Ini adalah kisah Chris yang suka berenang. Ia mempunyai sahabat bernama Milo (satu klub) yang sudah bersamanya sejak kecil. Chris yang tomboi dan selalu kena remedial, sedangkan Milo yang popular, pintar, dan tak mudah menyerah. Satu detik bagi Milo bisa membuatnya menang. Kemudian Art datang, hanya ingin melihat pertandingan Rita di SMA Harapan—justru fokus dengan Chris. Puisi Sapardi Djoko Damono, toko barang antik, hadiah, dan mimpi masa depan membuat Chris yang tak percaya dengan cinta mulai berdebar jika bersama Art. Di lain sisi, Milo berpacaran dengan Mel. Keluarga Chris yang berantakan, adiknya yang punya masalah perkembangan, dan Chris yang kena korban fisik Art, menjauhkannya dari dirinya yang dulu. Suka menangis, membohongi banyak orang bahwa dia baik-baik saja, tidak punya tempat untuk bercerita, menjadikan mimpinya tak lagi ada. Ia sendiri takut melihat dirinya sendiri.

 

“Hanya karena seseorang telah melukaimu, bukan berarti kamu juga harus melukai dirimu sendiri”-hal 355


Dalam novel ini, aku bisa merasakan diri Chris, perasaanya, hal di sekitarnya, yang membuatku sama sesaknya. Kejadian ia yang hanya melihati kolam renang dan melihat teman-temannya yang dulu dia ada di sana, membuatku ngilu.

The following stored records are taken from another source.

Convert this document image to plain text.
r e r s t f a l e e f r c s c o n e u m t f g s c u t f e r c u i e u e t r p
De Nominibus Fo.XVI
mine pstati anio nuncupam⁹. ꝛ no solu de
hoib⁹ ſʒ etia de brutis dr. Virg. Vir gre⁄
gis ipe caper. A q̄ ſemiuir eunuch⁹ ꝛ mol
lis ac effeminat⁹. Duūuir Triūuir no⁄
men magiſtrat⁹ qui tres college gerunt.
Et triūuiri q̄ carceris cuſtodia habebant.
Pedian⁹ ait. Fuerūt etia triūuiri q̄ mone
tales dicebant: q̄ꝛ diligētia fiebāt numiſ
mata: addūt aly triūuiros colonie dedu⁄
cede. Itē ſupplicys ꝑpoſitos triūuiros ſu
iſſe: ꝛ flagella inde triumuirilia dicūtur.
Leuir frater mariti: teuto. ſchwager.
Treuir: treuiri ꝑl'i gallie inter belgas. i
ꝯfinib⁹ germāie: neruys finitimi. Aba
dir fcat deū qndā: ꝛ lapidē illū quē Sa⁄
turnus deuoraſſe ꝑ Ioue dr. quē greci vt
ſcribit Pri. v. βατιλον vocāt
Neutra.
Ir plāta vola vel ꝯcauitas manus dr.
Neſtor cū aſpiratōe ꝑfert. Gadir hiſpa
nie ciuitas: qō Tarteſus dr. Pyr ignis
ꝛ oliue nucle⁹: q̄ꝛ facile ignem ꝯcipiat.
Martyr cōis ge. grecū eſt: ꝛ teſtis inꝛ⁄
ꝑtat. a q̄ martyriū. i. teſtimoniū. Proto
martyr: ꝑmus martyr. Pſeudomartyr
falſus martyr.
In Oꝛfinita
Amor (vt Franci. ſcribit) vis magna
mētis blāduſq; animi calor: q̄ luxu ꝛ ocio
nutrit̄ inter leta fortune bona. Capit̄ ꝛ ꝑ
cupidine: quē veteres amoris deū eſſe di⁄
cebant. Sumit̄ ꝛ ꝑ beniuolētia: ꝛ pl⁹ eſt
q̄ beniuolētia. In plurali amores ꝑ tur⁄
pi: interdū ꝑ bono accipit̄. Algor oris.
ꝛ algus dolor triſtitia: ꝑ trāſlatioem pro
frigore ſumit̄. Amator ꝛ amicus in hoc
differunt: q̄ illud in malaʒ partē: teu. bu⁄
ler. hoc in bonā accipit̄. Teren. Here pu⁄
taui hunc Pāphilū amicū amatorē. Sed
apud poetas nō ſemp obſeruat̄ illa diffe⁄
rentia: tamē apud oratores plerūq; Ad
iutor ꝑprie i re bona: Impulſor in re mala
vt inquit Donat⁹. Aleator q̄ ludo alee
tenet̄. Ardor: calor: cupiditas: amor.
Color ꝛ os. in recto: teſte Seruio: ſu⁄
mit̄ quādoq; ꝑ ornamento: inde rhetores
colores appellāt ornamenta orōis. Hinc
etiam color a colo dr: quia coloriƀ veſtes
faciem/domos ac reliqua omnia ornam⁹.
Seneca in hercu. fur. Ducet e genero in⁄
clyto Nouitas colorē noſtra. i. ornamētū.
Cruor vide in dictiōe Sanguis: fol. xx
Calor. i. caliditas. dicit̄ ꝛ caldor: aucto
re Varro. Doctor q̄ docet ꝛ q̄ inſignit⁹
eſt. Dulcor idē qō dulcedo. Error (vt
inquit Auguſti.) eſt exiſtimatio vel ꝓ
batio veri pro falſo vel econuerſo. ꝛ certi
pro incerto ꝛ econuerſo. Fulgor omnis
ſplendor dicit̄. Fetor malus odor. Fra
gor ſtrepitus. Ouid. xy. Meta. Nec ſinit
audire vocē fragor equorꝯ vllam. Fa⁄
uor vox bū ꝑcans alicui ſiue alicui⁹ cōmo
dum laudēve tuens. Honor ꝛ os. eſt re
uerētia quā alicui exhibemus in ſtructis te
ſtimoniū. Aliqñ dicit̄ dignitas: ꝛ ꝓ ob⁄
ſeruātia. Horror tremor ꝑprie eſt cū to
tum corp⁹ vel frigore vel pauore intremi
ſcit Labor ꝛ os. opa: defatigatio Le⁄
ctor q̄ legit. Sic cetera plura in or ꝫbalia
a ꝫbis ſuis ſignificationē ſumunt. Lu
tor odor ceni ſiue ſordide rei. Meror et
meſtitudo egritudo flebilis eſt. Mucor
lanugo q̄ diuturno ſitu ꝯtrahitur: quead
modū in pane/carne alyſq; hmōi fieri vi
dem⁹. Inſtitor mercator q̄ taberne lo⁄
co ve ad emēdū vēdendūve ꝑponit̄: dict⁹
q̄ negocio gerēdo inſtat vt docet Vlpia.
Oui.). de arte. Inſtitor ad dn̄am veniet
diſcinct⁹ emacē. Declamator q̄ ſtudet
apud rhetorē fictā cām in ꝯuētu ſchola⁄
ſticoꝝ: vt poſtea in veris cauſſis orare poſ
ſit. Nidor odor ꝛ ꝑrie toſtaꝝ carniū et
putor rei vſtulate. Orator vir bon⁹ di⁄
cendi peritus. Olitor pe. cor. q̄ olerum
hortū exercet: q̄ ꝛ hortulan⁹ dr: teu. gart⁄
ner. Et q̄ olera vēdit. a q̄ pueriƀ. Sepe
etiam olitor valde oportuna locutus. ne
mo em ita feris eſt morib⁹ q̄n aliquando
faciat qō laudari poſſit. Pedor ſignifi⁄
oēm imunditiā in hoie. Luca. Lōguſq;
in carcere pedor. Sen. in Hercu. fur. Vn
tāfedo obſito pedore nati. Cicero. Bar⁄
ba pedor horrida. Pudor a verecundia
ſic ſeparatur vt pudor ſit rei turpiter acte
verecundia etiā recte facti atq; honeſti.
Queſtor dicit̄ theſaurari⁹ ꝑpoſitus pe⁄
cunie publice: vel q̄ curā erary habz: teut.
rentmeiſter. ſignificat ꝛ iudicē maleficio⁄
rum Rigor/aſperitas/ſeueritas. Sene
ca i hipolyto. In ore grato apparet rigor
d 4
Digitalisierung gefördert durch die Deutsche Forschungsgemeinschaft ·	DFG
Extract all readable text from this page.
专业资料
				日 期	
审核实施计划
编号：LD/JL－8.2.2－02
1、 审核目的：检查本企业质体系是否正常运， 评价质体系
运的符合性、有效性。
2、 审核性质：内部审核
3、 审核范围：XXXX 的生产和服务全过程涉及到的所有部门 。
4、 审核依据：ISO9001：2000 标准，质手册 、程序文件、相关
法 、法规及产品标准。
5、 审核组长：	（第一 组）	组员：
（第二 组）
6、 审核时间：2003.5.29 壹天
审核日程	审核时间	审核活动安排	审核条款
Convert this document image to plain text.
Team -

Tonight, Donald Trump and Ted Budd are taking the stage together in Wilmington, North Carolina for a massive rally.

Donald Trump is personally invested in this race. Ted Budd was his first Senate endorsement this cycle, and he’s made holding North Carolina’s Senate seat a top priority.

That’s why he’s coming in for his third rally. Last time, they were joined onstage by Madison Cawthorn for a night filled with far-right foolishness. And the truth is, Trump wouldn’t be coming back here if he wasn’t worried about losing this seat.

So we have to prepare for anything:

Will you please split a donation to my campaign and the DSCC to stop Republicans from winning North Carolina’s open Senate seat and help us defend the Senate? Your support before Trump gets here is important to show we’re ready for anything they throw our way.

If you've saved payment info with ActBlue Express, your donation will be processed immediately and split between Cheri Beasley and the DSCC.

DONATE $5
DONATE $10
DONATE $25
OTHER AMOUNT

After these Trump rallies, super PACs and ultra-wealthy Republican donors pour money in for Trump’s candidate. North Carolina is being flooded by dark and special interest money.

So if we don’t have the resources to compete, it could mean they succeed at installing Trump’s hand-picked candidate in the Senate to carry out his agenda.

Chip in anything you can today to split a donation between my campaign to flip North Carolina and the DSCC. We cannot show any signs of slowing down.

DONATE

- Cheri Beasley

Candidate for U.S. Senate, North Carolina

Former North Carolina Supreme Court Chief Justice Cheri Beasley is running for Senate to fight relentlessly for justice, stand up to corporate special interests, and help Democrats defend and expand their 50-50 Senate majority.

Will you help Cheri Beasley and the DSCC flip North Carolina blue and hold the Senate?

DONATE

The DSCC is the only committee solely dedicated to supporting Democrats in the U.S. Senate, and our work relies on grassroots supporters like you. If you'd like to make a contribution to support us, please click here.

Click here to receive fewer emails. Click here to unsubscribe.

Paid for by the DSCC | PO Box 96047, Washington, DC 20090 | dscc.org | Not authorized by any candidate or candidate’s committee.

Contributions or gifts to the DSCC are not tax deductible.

Hobi klub renang yang makan pizza di Sixties, kemudian membeli barang lebih dari 400.000 serupa mengeluarkan uang tanpa pikir panjang membuatku merasakan kehidupan aesthetic orang kaya yang menjadikan novel ini mirip kisah/film di luar negeri. Kegiatan menyenangkan dan jati diri Chris mengingatkanku untuk punya hal serupa layaknya hari produktif. Amanatnya banyak sekali. Cover buku yang mencerminkan isinya, dan isinya yang berkualitas membuat novel ini sempurna.

 

Hanya kutemukan typo satu huruf, kemudian aku menyayangkan bagian awal cerita ini yang sedikit membosankan karena mungkin awalan penjelasnya panjang, tetapi membantu menerangkan/memperjelas ketika sampai di konflik atau pertengahan.

 

Di lain itu, novel ini bagus untuk dibaca semua kalangan umur. Novel ini juga bagus karena menyinggung mental illness, perasaan kacau—kecemasan, yang menuntun pembaca sama-sama menemukan solusi.